Campus Blog: When Leadership Leads to Proud Moments

Eudora Linde

Class, work, meetings, bed. Repeat.

My name is Eudora Linde and I am a college senior. I’m trying to pack as much as I can into my senior year before entering the “real world” while still maintaining my grades, being a positive leader with club involvement, holding a job as a waitress and keeping some sort of social life in my final weeks at Shippensburg University.

As the initiate advisor of Phi Sigma Pi National Honor Fraternity, I am in charge of our 12 pledges. I help guide them through their pledging process and act as a buffer between them and the rest of our organization.

This leadership role is stressful and demanding. You're scrutinzed while trying to get the initiates through all of their requirements and I often feel like I'm trying to keep 12 children in line.

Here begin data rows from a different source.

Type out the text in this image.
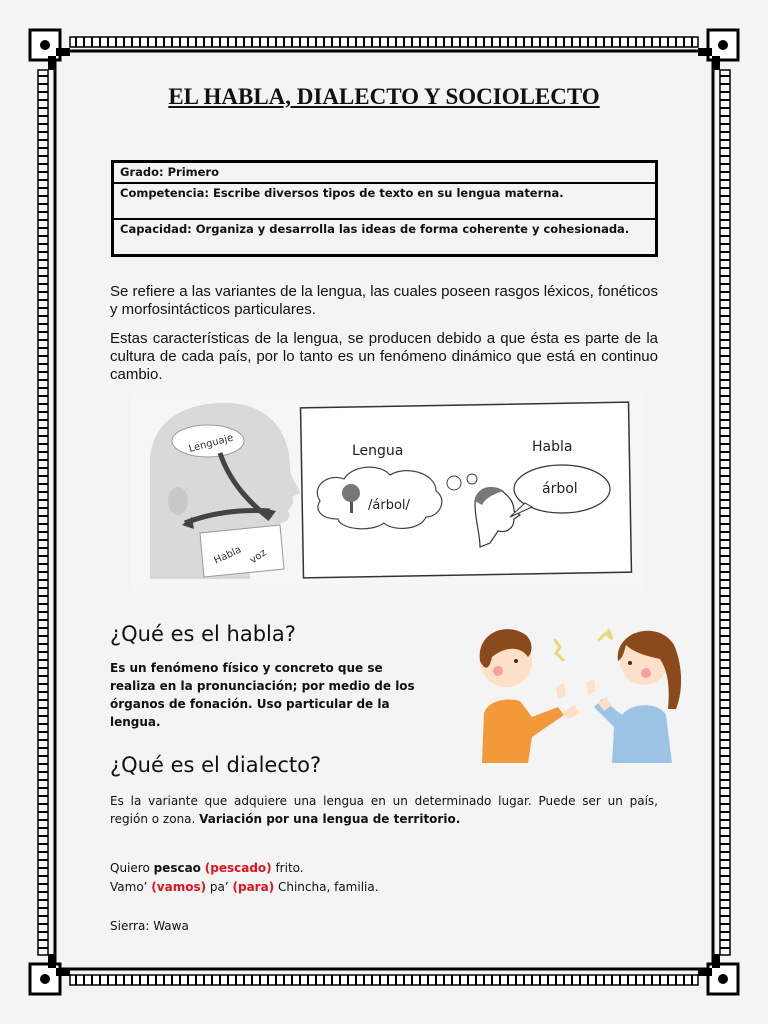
EL HABLA, DIALECTO Y SOCIOLECTO
Grado: Primero
Competencia: Escribe diversos tipos de texto en su lengua materna.
Capacidad: Organiza y desarrolla las ideas de forma coherente y cohesionada.

Se refiere a las variantes de la lengua, las cuales poseen rasgos léxicos, fonéticos y morfosintácticos particulares.

Estas características de la lengua, se producen debido a que ésta es parte de la cultura de cada país, por lo tanto es un fenómeno dinámico que está en continuo cambio.

Lenguaje
Habla voz
Lengua	Habla
/árbol/
árbol
¿Qué es el habla?

Es un fenómeno físico y concreto que se realiza en la pronunciación; por medio de los órganos de fonación. Uso particular de la lengua.

¿Qué es el dialecto?

Es la variante que adquiere una lengua en un determinado lugar. Puede ser un país, región o zona. Variación por una lengua de territorio.

Quiero pescao (pescado) frito.

Vamo’ (vamos) pa’ (para) Chincha, familia.

Sierra: Wawa
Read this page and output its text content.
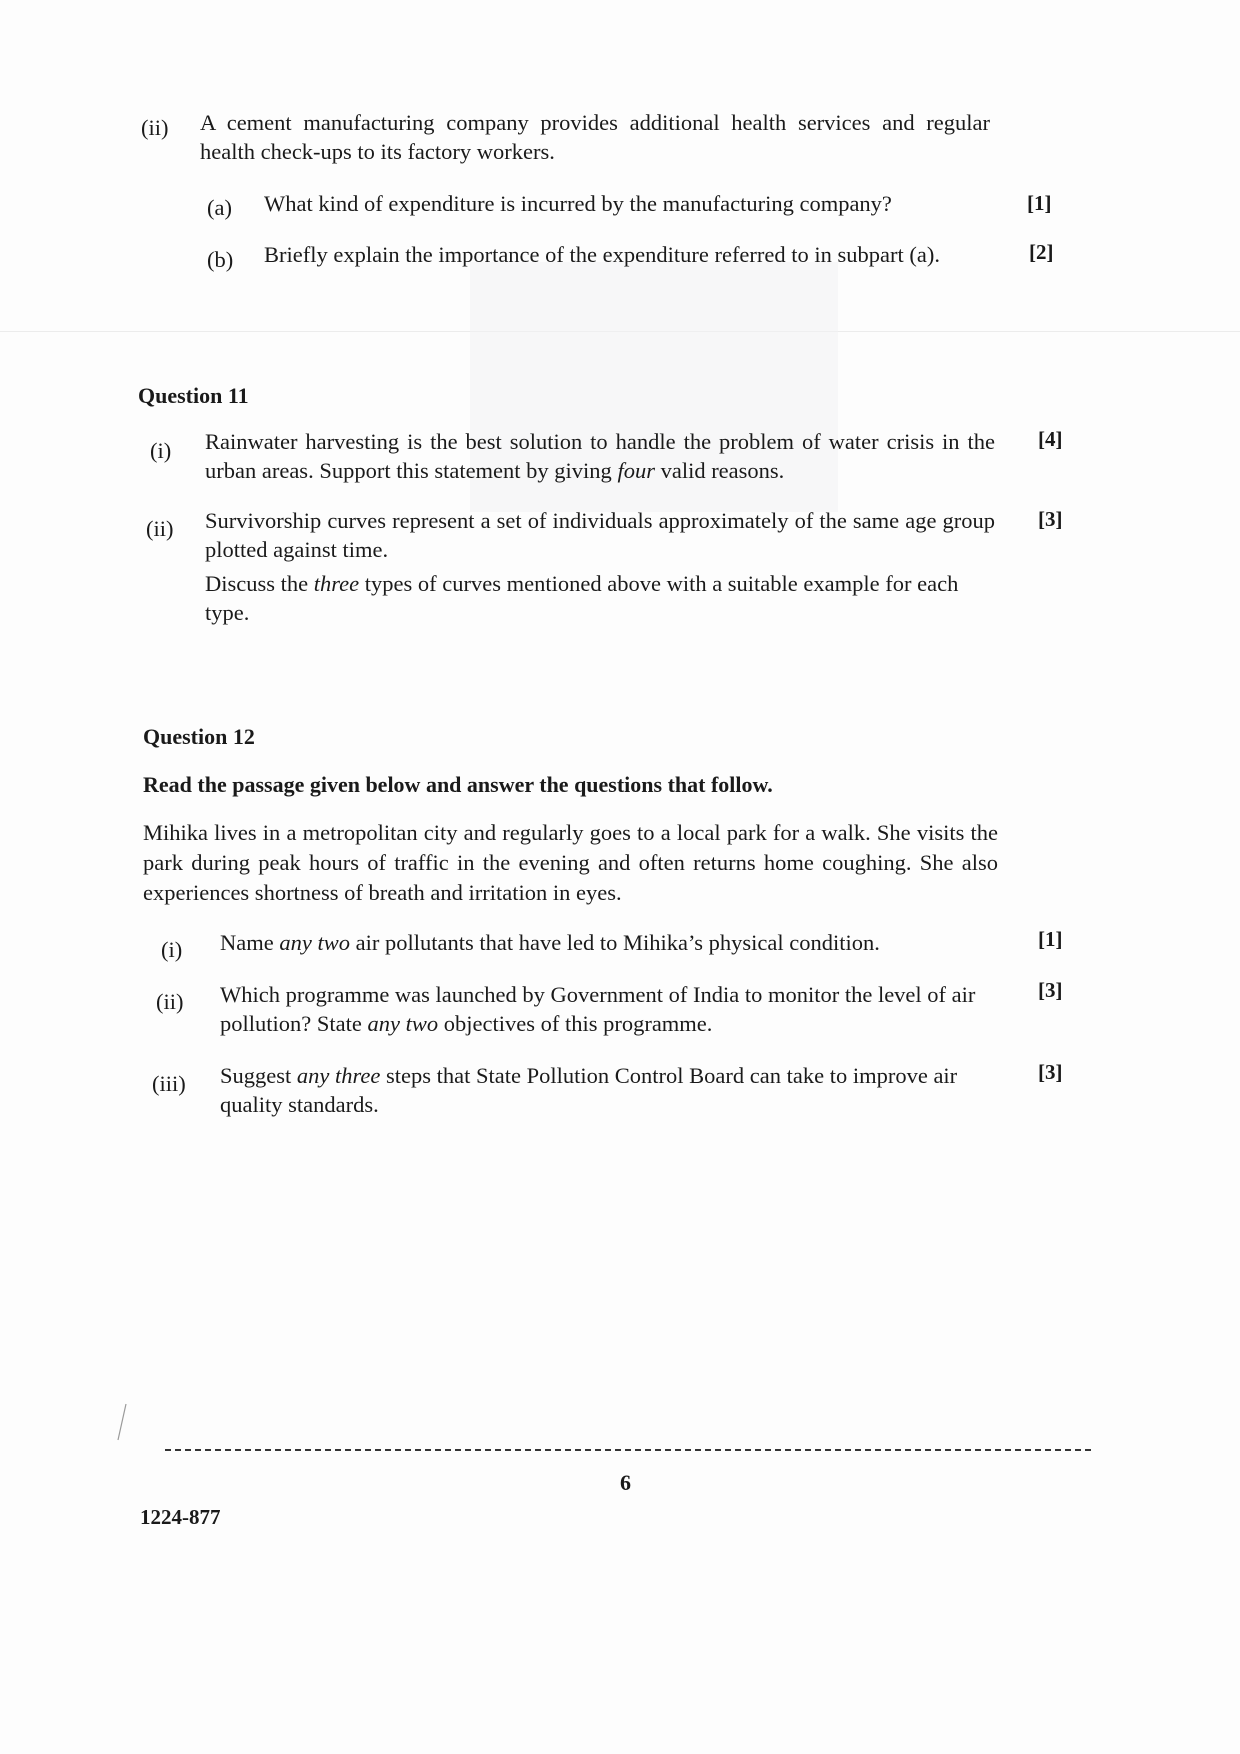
(ii) A cement manufacturing company provides additional health services and regular health check-ups to its factory workers.
(a) What kind of expenditure is incurred by the manufacturing company?	[1]
(b) Briefly explain the importance of the expenditure referred to in subpart (a).	[2]
Question 11
(i) Rainwater harvesting is the best solution to handle the problem of water crisis in the urban areas. Support this statement by giving four valid reasons.
[4]
(ii) Survivorship curves represent a set of individuals approximately of the same age group plotted against time.
Discuss the three types of curves mentioned above with a suitable example for each type.
[3]
Question 12
Read the passage given below and answer the questions that follow.
Mihika lives in a metropolitan city and regularly goes to a local park for a walk. She visits the park during peak hours of traffic in the evening and often returns home coughing. She also experiences shortness of breath and irritation in eyes.
(i) Name any two air pollutants that have led to Mihika’s physical condition.	[1]
(ii) Which programme was launched by Government of India to monitor the level of air pollution? State any two objectives of this programme.
[3]
(iii) Suggest any three steps that State Pollution Control Board can take to improve air quality standards.
[3]
6
1224-877
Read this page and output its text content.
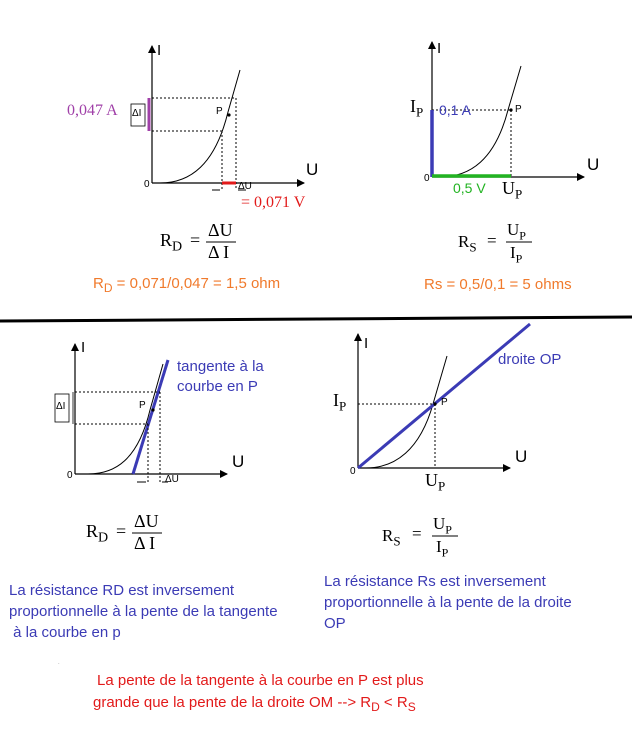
I
U
0
P
ΔI
0,047 A
ΔU
= 0,071 V
$R_D = \Delta U$
Δ I
$R_D = 0,071/0,047 = 1,5$ ohm
I
U
0
P
$I_P$ 0,1 A
0,5 V $U_P$
$R_S$ =
$U_P$
$I_P$
Rs = 0,5/0,1 = 5 ohms
I
U
0
P
ΔI
ΔU
tangente à la
courbe en P
$R_D = \Delta U$
Δ I
La résistance RD est inversement
proportionnelle à la pente de la tangente
à la courbe en p
I
U
0
P
droite OP
$I_P$
$U_P$
$R_S$ =
$U_P$
$I_P$
La résistance Rs est inversement
proportionnelle à la pente de la droite
OP
La pente de la tangente à la courbe en P est plus
grande que la pente de la droite OM --> $R_D < R_S$
.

Every once in a while, however, the initiates do something that makes me so proud of them that it all becomes worth it.

Rudy, a fraternity alumni serving overseas in Afghanistan, recently emailed our president, putting out a plea for t-shirts, sweatpants, and sweatshirts. Injured soldiers are sent home in less than preferable attire, he said, because supplies are dwindling.

After our brotherhood meeting, the initiates had their own meeting to plan their events for the week ahead. One of them, remembering Rudy’s letter, said she wanted to help. The initiates decided to buy clothing from a local thrift store to send overseas to Rudy. Before sending the items over, however, they used the clothing to make scarecrows. It was a fun way for them to bond with the rest of the brotherhood.

About a week and a half ago, we wrote letters to Rudy and sent over more clothing we'd gathered from our own closets. At our most recent meeting, our president read a second email from Rudy – the clothing and letters had made it overseas. Rudy even passed along a photo of himself with our donations. Now we're rallying to get more people involved so we can send another shipment overseas to help out a brother whose community is in need.

The stress, workload, late nights, and ridiculously early mornings this role requires are often trying on me. I am however, moved by the actions of the initiates. They drove the fraternity to make an even bigger contribution than we perhaps thought we could make. I can only hope that the brotherhood sees what I see in them, and that they can go on to be integral and inspirational leaders in Phi Sigma Pi.